Bldg B20, Baijiazhuang Dongli, Chaoyang district, Beijing. Just south of Changhongqiao on East Third Ring Road, on eastern side of the street. 010-6582-3742
Wagyu beef in hot pot at Wanliuge
You might have tried wagyu steak at an up-market Western restaurant, but in a hot pot? The owner of Wanliuge, a Cantonese restaurant, believes the best way to eat Australian Blackmore wagyu beef is to slice it and put it in hot pot base soup. The beef actually melts in the mouth, and the great taste will certainly tempt you to try another plate - that will be another 580 yuan for 200 grams of the delicious beef. Once you try that, don't follow it up with any other beef or lamb, because they'll only taste bad by comparison. Another alternative is "snow flake" Augus beef, which costs 108 yuan for a 200-gram plate.

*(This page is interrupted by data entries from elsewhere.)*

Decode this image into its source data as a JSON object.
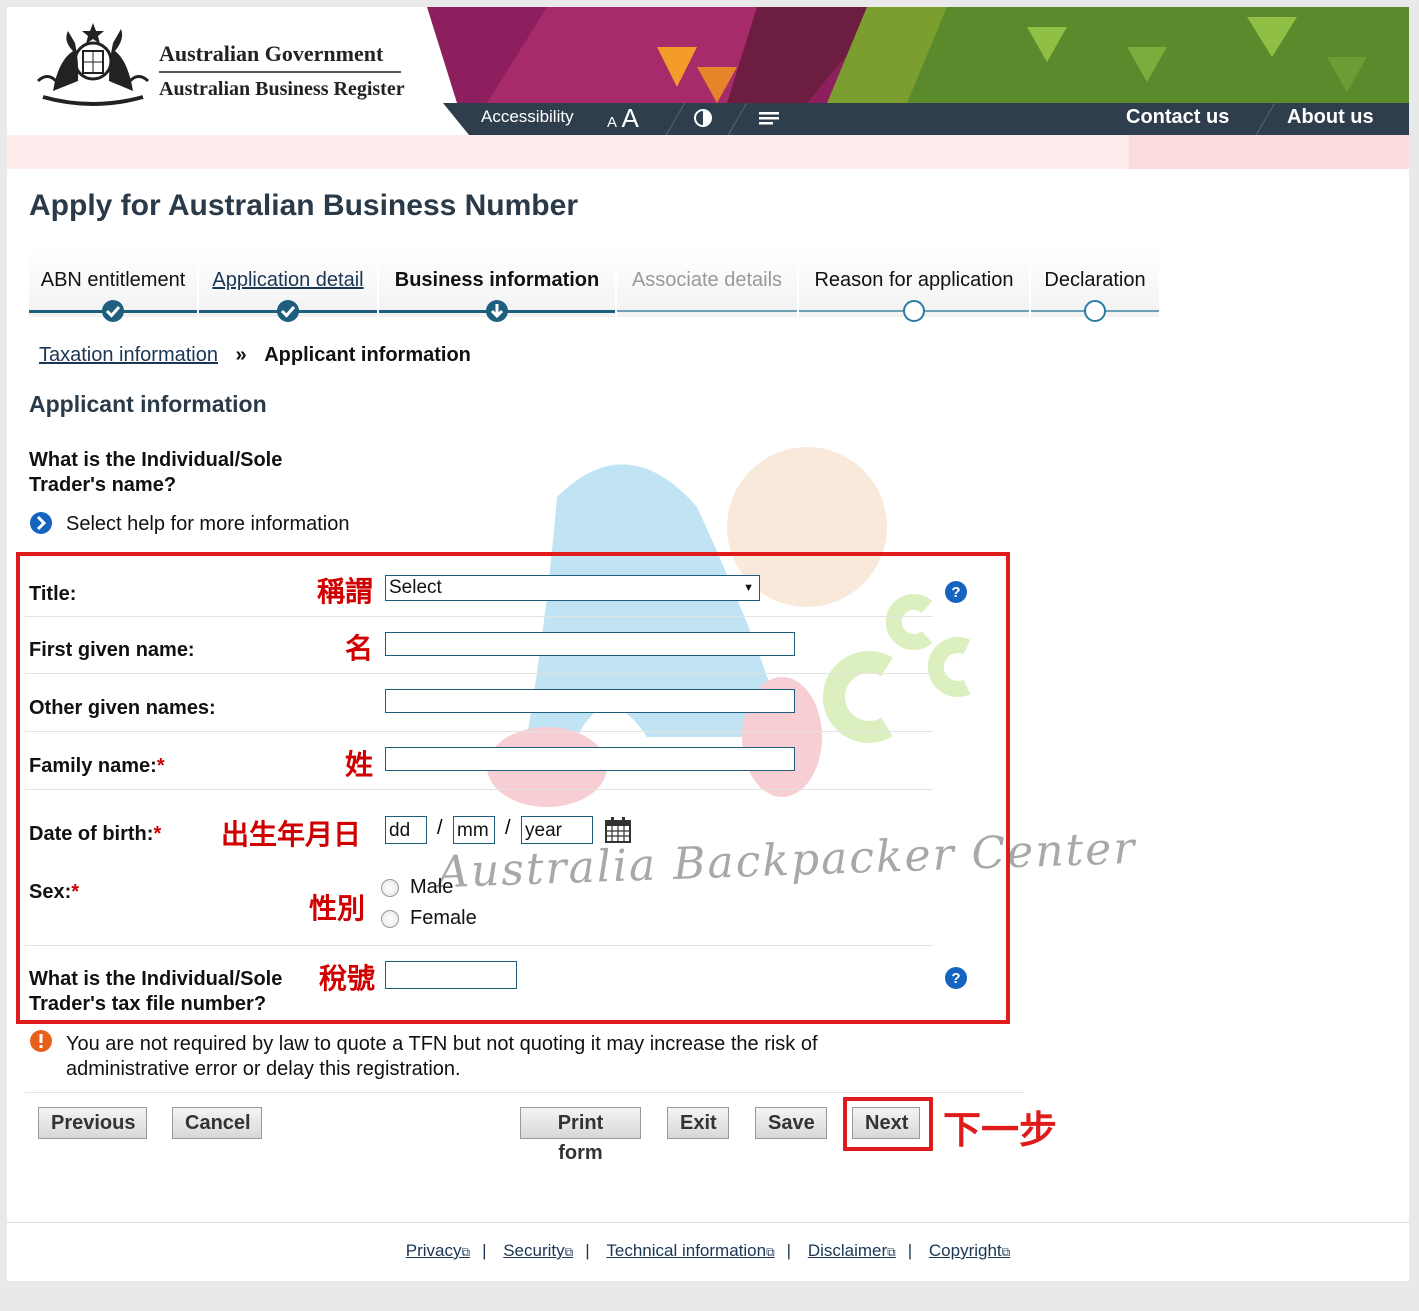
{
  "header": {
    "gov_name": "Australian Government",
    "register_name": "Australian Business Register",
    "nav": {
      "accessibility": "Accessibility",
      "text_small": "A",
      "text_large": "A",
      "contact": "Contact us",
      "about": "About us"
    }
  },
  "page_title": "Apply for Australian Business Number",
  "steps": [
    {
      "label": "ABN entitlement",
      "state": "complete"
    },
    {
      "label": "Application detail",
      "state": "complete"
    },
    {
      "label": "Business information",
      "state": "current"
    },
    {
      "label": "Associate details",
      "state": "disabled"
    },
    {
      "label": "Reason for application",
      "state": "pending"
    },
    {
      "label": "Declaration",
      "state": "pending"
    }
  ],
  "breadcrumb": {
    "link": "Taxation information",
    "separator": "»",
    "current": "Applicant information"
  },
  "section_heading": "Applicant information",
  "question_name": "What is the Individual/Sole Trader's name?",
  "help_text": "Select help for more information",
  "form": {
    "title": {
      "label": "Title:",
      "annotation": "稱謂",
      "value": "Select"
    },
    "first_name": {
      "label": "First given name:",
      "annotation": "名",
      "value": ""
    },
    "other_names": {
      "label": "Other given names:",
      "value": ""
    },
    "family_name": {
      "label": "Family name:",
      "required": "*",
      "annotation": "姓",
      "value": ""
    },
    "dob": {
      "label": "Date of birth:",
      "required": "*",
      "annotation": "出生年月日",
      "day": "dd",
      "month": "mm",
      "year": "year",
      "sep": "/"
    },
    "sex": {
      "label": "Sex:",
      "required": "*",
      "annotation": "性別",
      "options": [
        "Male",
        "Female"
      ]
    },
    "tfn": {
      "label": "What is the Individual/Sole Trader's tax file number?",
      "annotation": "稅號",
      "value": ""
    }
  },
  "notice": "You are not required by law to quote a TFN but not quoting it may increase the risk of administrative error or delay this registration.",
  "buttons": {
    "previous": "Previous",
    "cancel": "Cancel",
    "print": "Print form",
    "exit": "Exit",
    "save": "Save",
    "next": "Next",
    "next_annotation": "下一步"
  },
  "watermark": "Australia Backpacker Center",
  "footer": {
    "links": [
      "Privacy",
      "Security",
      "Technical information",
      "Disclaimer",
      "Copyright"
    ],
    "separator": "|"
  },
  "colors": {
    "nav_bar": "#2f3e4d",
    "step_bar": "#1d5f7c",
    "annotation_red": "#e01b1b",
    "link": "#1a3654",
    "help_blue": "#1565c0"
  }
}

Daily 10 am-10 pm. 8 Longtan Lu, Dongcheng district, Beijing. 010-6719-2882
Sliced braised pork knuckle with flour cake at Xisi Beibatiao
This is a very reasonably priced neighborhood restaurant serving Yunnan and Beijing home-style foods. Sliced braised pork knuckle is a common Chinese appetizer. But the richness of the pork goes really well wrapped inside hot, crispy flour cake right from the oven. Kunming fried potatoes and hawthorn soup are two other popular dishes. It would have been a so much better place to dine if there were not so many people smoking. Average bill is 45 yuan a person.
1 Xisi Beibatiao, Xicheng district, Beijing. 010-6616-6292
Broiled Norwegian salmon at Nadaman
I've always preferred salmon in sashimi rather than cooked, but this changed my mind. Glazed with olive oil and citron soy sauce, the salmon tastes rich and flavorful. Relocated to the fourth floor of China World Summit Wing, Beijing, the Japanese restaurant serves up colorful, lovely looking appetizers in a beautiful bento box. Sago pudding with palm sugar in the dessert was perfect with a ball of vanilla ice cream and dark sugar syrup.
11:30 am-2 pm, 5:30-10 pm. 4/F, near the extension of China World Mall, China World Summit Wing, Beijing. 1 Jianguomenwai Dajie, Chaoyang district. 010-6505-2299 Ext 6407
Taiwan style braised pork with steamed rice at Grand Hyatt Beijing
Chef Chien Hung-wen from the Grand Hyatt Taipei was in Beijing for two weeks to showcase Taiwan specialties. He made me wish Beijing could have the same high-quality Taiwan food.
Chien's braised pork with steamed rice changed my impression of the popular Taiwan specialty. Braised pork doesn't have to look messy and oily to taste so good. The chef's sauteed bamboo sprouts, cabbage with diced pork, and deep-fried flour dough with almond juice are all really impressive.
Chef Chien is from Pearl Liang Chinese restaurant, Grand Hyatt Taipei in Taiwan.